The third study uses data from 2008 to 2014 to examine the consequences of midyear teacher attrition on elementary and middle school students’ test scores. In both math and English, students saw drops in learning as a result, controlling for a number of other factors. The decline in math scores was nearly as large as the difference in performance between an average teacher and an excellent one — a difference that has motivated dramatic policy changes in many places.

Impacts were smaller in English and in middle school, but also consistently negative. Students in the same grade level, but not class, of teachers were also harmed, but again less so.

The negative results are consistent with research on the effects of hiring teachers after the school year starts, in some ways a mirror image of the phenomenon.
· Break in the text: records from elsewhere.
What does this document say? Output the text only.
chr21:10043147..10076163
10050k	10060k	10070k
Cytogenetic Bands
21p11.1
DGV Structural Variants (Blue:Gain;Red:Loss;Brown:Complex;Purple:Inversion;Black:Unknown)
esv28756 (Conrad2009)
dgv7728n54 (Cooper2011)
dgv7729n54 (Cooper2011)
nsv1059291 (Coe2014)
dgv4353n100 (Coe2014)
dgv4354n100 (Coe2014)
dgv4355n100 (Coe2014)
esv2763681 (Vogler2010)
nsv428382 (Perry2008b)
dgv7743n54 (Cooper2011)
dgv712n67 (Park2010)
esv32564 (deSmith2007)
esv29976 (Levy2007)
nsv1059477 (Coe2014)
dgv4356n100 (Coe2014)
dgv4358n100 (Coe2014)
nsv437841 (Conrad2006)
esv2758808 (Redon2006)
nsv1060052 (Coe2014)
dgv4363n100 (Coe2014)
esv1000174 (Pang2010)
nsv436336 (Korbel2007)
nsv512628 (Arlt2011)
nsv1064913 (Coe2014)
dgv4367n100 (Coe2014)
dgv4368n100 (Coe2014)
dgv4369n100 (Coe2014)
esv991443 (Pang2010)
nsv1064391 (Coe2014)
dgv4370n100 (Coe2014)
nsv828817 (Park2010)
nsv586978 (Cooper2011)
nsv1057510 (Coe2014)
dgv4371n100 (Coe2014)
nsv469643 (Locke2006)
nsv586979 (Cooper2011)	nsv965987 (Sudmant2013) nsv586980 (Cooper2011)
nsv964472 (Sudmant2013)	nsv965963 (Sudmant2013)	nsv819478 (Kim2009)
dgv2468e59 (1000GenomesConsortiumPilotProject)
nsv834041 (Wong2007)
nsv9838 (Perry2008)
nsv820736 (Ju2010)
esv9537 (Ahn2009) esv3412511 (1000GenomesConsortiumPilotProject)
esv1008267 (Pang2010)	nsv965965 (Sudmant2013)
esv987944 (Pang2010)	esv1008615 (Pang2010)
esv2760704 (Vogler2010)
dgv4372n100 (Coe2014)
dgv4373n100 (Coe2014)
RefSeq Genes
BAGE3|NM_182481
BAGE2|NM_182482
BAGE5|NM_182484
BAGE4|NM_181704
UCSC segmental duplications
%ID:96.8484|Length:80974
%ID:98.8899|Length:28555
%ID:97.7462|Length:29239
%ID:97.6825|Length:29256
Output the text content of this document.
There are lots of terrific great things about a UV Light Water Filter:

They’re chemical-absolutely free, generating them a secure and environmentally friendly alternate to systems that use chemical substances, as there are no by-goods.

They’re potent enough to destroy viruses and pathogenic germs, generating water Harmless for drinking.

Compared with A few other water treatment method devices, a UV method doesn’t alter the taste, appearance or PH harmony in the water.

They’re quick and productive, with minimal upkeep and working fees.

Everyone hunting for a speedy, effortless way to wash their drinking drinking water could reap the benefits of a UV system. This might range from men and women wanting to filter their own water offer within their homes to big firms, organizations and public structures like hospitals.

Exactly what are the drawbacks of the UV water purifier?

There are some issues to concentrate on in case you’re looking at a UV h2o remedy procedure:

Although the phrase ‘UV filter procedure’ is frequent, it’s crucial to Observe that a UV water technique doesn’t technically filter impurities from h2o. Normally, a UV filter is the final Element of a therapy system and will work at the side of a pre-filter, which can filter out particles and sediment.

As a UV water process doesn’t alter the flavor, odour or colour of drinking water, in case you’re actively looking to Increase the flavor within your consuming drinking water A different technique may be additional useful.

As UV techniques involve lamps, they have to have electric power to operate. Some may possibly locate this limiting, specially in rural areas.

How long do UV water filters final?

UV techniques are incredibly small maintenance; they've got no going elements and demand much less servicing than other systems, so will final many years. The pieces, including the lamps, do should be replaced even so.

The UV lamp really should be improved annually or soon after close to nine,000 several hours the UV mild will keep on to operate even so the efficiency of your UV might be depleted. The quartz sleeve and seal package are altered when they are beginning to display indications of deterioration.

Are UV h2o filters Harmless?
The paper suggests three things that might explain the results: disruption in classrooms where teachers leave, instability in a school where teachers are exiting midyear, and less effective teachers replacing those who depart. The study suggests the first two theories seem to be clearly at play, since it was relatively ineffective teachers who were particularly likely to leave.

“When multiple teachers exit a school during the year, it can become increasingly difficult for teachers to maintain a work environment with a high degree of collaboration,” the researchers say.

The study did reach some surprising results: Students of color, students in poverty and students with lower prior test scores, generally did not suffer more as a result of midyear turnover; if anything, they suffered less in English. It may be that their schools were better prepared for midyear exits since they happen more frequently; it could also be that those students were simply “not well served by the teacher who departed,” the paper hypothesizes.

Another counterintuitive result: Unlike midyear turnover, departure of teachers at the end of the school year did not lead to declines in student learning, and even led to small benefits in some cases. That’s surprising in light of past research — and conventional wisdom — suggesting that teacher turnover harms students. (Prior studies generally have not distinguished between midyear and end-of-year turnover.)

The latest research does come with a key caveat: Test scores might be lower in classes where teachers leave midyear for other reasons — perhaps a particularly disruptive class causes both a teacher to quit and students to learn less in school. The authors attempt to account for this by comparing how the same student did in years when their teacher does not turnover.

The studies also look at just a single state, so it’s unclear whether the results would look similar elsewhere.

The researchers point out that some churn is inevitable, even healthy. “Many of the personal factors driving within-year teacher turnover are unlikely to be amenable to change: a teacher takes time in the middle of the school year for parental leave; a veteran teacher retires midyear; a beginning teacher leaves a few months into the school year after realizing teaching is a poor occupational fit,” write Henry and Redding. Indeed, female teachers between the ages of 26 and 40 years old were particularly likely to exit mid-year, indicating that parental leave plays a significant role in the results.

But the studies collectively conclude that students could benefit from combating midyear departures — although the best way to do that is not clear.

In Detroit, some schools have adopted a crude — and some would say cruel — approach, imposing financial penalties for teachers who left midyear. Studies focusing on turnover in general have found that higher pay, better working conditions, and more effective principals can make a difference.

At the same, time Henry and Redding argue that policymakers ought to make extensive efforts to avoid midyear teacher turnover when possible. For instance, they point out that information from teacher evaluation systems, including “value-added” test scores measures, aren’t always available until after the school year has begun. Finalizing those results before classes are underway could decrease midyear exits, they speculate.

“All measures of teachers’ performance, including their value-added scores, should be provided during the summer to allow teachers and administrators to attend to employment decisions without disrupting classes that have already begun,” the researchers conclude.